Led by Harsha Dhiman from the University of Delhi, the study reports the discovery of more than 250 fossilized eggs from the Lameta Formation in the Narmada Valley of central India.
This area is known for its rich fossil record of dinosaur skeletons and eggs from the Late Cretaceous Period.
The team found 92 nesting sites, with a total of 256 fossil eggs belonging to titanosaurs, some of the largest dinosaurs that ever existed.
A detailed examination of the 92 nests has allowed Dhiman and his team to gain new insights into the life habits of these dinosaurs.
The study identified six different types of eggs (oospecies), suggesting a higher diversity of titanosaurs than is represented by the skeletal remains found in this region.

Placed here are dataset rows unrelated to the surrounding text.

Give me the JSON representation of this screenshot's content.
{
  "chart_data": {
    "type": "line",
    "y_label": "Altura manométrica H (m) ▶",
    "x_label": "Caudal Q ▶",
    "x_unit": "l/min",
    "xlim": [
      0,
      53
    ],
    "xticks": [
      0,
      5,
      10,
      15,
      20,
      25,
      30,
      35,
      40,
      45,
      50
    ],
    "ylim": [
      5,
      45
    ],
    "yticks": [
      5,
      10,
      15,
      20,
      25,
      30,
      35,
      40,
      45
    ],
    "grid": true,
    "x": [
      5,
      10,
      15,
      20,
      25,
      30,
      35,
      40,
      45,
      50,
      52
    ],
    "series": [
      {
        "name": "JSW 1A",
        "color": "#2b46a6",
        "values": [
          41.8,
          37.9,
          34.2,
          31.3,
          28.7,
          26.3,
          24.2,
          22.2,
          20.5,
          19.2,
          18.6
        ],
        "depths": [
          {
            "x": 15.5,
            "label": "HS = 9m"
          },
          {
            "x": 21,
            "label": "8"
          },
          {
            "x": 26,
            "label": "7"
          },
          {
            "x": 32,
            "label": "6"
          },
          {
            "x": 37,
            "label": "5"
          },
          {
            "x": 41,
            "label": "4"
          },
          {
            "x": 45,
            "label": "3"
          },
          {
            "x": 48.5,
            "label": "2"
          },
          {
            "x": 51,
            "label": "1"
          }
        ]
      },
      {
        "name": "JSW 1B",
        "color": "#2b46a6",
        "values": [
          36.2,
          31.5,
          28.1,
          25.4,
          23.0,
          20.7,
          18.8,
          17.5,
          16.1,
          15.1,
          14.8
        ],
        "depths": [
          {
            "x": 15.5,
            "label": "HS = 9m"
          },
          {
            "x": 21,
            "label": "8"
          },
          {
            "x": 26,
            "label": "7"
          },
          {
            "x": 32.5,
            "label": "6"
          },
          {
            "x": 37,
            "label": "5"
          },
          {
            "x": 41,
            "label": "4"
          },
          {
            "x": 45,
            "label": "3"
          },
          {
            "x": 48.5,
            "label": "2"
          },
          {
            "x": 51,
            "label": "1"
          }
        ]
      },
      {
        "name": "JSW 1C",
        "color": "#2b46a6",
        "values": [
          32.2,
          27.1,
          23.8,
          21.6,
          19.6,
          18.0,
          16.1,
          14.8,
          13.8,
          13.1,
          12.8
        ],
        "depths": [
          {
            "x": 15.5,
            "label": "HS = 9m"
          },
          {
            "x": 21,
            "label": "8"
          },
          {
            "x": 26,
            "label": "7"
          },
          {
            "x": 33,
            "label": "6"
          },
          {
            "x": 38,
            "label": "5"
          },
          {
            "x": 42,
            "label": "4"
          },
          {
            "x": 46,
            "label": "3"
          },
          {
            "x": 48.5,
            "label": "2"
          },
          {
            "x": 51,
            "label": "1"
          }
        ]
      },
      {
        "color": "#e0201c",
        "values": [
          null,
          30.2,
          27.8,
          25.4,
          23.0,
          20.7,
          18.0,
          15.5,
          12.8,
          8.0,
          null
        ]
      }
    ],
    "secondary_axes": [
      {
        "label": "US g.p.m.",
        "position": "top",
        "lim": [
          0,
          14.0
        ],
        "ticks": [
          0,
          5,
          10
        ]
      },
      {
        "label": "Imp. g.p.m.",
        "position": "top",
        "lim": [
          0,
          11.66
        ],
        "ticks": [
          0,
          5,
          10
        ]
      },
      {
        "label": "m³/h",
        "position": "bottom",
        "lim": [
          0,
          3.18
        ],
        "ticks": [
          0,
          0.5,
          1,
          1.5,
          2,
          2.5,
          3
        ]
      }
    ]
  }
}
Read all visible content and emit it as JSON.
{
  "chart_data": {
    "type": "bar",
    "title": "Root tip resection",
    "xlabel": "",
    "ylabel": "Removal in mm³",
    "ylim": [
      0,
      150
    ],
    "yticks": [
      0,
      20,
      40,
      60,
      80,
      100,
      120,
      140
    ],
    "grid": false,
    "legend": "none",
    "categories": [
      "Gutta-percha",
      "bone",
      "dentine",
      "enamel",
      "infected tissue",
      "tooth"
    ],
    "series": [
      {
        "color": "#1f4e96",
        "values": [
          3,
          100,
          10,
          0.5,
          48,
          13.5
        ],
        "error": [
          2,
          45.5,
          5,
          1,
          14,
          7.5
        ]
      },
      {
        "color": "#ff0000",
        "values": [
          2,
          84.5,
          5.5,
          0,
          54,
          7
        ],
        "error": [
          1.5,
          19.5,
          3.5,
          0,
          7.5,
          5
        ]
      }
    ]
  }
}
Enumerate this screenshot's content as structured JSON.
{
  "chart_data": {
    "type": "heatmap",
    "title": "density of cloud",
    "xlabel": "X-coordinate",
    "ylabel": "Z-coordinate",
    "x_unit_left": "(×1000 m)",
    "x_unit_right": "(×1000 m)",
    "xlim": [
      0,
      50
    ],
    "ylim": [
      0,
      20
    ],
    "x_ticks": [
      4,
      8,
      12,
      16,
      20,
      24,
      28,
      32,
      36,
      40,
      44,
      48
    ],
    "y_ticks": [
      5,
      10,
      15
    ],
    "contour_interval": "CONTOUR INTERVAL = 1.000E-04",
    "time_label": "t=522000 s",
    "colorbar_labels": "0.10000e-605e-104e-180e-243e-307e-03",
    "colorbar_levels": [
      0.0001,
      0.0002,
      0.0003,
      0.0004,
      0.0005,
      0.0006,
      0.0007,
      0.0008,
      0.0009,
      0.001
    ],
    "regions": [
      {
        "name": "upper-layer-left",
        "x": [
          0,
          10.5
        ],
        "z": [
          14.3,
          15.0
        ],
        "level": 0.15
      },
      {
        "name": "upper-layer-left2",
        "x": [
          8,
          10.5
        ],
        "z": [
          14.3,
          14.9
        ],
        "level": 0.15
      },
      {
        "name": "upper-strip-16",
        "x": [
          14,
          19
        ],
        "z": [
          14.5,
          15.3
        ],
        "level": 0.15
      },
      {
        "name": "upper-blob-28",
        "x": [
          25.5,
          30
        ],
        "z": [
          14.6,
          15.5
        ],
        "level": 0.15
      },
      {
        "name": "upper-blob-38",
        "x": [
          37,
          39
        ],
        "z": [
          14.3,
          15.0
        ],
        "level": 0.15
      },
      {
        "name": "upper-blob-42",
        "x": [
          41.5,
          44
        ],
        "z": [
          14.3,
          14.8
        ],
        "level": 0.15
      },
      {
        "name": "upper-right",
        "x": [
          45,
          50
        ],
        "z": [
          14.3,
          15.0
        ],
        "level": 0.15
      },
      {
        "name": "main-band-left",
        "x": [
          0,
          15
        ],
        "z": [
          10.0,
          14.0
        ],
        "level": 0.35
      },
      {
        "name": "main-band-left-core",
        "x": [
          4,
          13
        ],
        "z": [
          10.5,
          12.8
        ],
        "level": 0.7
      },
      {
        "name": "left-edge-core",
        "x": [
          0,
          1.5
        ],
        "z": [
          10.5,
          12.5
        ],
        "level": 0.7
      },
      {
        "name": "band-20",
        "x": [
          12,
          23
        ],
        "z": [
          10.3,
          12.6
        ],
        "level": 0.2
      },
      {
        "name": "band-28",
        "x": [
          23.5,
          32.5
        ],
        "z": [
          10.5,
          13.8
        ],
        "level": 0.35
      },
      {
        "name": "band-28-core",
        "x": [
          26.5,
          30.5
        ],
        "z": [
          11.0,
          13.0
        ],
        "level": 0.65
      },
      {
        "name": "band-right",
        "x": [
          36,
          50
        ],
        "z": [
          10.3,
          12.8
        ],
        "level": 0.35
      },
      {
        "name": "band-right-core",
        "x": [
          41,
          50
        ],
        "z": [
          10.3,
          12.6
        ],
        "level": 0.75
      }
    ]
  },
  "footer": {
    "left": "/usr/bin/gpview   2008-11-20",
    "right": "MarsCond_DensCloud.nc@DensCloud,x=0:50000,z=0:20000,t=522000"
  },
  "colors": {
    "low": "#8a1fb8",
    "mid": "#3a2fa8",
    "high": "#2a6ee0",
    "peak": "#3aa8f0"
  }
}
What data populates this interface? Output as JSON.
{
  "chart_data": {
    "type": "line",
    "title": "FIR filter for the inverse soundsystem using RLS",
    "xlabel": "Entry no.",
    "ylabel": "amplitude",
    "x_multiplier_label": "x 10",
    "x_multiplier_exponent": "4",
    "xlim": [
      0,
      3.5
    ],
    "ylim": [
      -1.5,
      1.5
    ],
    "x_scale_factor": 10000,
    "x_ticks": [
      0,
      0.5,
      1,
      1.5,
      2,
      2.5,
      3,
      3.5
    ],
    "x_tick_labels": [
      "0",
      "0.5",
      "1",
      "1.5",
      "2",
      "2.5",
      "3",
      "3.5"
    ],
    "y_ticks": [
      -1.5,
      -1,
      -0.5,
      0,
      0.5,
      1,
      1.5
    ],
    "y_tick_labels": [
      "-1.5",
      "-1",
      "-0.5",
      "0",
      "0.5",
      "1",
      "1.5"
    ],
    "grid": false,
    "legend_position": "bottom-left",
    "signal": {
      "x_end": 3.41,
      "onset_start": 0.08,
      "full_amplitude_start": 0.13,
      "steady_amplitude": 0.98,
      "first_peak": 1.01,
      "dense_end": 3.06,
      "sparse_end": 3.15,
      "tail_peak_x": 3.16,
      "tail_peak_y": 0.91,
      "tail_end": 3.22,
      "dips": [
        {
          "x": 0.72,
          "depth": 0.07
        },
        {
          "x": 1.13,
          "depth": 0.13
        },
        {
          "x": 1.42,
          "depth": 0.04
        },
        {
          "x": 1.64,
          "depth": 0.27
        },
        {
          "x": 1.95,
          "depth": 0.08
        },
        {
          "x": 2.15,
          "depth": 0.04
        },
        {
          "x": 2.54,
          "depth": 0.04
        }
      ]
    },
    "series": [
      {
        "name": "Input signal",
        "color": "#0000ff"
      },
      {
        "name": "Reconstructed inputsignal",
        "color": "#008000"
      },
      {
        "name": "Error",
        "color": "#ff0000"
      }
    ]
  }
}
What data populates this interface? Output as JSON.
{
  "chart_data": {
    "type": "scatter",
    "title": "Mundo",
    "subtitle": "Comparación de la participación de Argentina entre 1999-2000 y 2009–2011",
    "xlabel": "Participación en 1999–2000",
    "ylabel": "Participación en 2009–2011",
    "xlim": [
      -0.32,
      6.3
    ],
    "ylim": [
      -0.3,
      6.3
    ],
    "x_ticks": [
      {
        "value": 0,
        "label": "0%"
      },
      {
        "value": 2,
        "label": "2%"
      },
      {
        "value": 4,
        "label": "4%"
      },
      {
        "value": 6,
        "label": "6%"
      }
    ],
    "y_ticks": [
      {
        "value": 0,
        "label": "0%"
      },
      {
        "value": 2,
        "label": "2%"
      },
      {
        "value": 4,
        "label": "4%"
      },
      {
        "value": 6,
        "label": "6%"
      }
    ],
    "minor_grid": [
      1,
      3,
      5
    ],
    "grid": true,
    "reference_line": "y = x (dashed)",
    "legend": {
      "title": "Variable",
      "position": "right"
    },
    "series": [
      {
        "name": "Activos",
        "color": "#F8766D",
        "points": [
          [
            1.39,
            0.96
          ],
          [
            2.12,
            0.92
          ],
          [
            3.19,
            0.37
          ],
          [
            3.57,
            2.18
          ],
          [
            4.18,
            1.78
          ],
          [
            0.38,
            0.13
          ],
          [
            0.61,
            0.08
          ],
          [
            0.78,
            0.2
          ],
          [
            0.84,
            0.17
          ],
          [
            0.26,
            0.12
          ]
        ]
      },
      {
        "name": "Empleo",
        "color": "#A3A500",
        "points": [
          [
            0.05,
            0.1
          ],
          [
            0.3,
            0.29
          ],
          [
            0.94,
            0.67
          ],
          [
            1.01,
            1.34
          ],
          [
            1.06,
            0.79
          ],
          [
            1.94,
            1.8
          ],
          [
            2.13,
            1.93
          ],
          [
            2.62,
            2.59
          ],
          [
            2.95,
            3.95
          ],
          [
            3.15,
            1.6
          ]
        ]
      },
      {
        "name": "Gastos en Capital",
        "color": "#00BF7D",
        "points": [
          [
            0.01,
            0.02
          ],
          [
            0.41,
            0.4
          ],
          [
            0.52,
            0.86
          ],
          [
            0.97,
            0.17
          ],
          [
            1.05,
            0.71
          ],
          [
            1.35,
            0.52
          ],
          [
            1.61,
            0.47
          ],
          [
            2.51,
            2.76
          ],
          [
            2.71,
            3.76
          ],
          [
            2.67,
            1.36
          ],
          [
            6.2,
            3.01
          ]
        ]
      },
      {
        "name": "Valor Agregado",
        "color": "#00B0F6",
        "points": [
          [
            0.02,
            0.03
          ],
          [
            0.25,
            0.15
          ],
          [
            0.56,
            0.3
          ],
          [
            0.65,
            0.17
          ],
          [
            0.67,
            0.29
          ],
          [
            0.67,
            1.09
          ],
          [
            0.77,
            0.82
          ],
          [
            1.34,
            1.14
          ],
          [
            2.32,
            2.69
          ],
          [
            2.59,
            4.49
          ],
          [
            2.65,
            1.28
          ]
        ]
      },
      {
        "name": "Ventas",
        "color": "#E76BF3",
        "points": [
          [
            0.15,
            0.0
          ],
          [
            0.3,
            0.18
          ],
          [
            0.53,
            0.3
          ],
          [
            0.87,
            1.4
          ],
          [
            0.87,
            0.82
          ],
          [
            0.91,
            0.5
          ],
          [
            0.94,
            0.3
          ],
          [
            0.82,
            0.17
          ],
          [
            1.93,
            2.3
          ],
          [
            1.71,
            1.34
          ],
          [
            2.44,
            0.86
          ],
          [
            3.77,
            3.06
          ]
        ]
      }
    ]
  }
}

The team found that these dinosaurs buried their eggs in shallow pits, similar to the nesting habits of modern-day crocodiles.
Additionally, certain pathologies found in the eggs, such as a rare case of an “egg-in-egg,” indicate that titanosaur sauropods had reproductive physiology similar to birds and may have laid their eggs in a sequential manner, like modern birds.
The existence of several nests in one location shows that these dinosaurs, like many contemporary birds, engaged in colonial nesting behavior.
However, there was little room for adult dinosaurs in such closely spaced nests, lending credence to the theory that parents abandoned their young to fend for themselves.
It might be difficult to piece together specifics about the reproductive behaviors of dinosaurs. These fossil nests date back to a period of time only a little while before the era of dinosaurs came to an end, and they contain a lot of information about some of the biggest dinosaurs ever recorded in history.
The findings of this research provide paleontologists with important new information that contributes to their knowledge of how dinosaurs lived and developed through time.
The new find “has revealed the presence of an extensive hatchery of titanosaur sauropod dinosaurs in the study area,” according to lead author Harsha Dhiman, “and offers new insights into the conditions of nest preservation and reproductive strategies of titanosaur sauropod dinosaurs just before they went extinct.”
“Together with dinosaur nests from Jabalpur in the upper Narmada valley in the east and those from Balasinor in the west, the new nesting sites from Dhar District in Madhya Pradesh (Central India), covering an east-west stretch of about 1000 km, constitute one of the largest dinosaur hatcheries in the world,” adds co-author Guntupalli V.R. Prasad.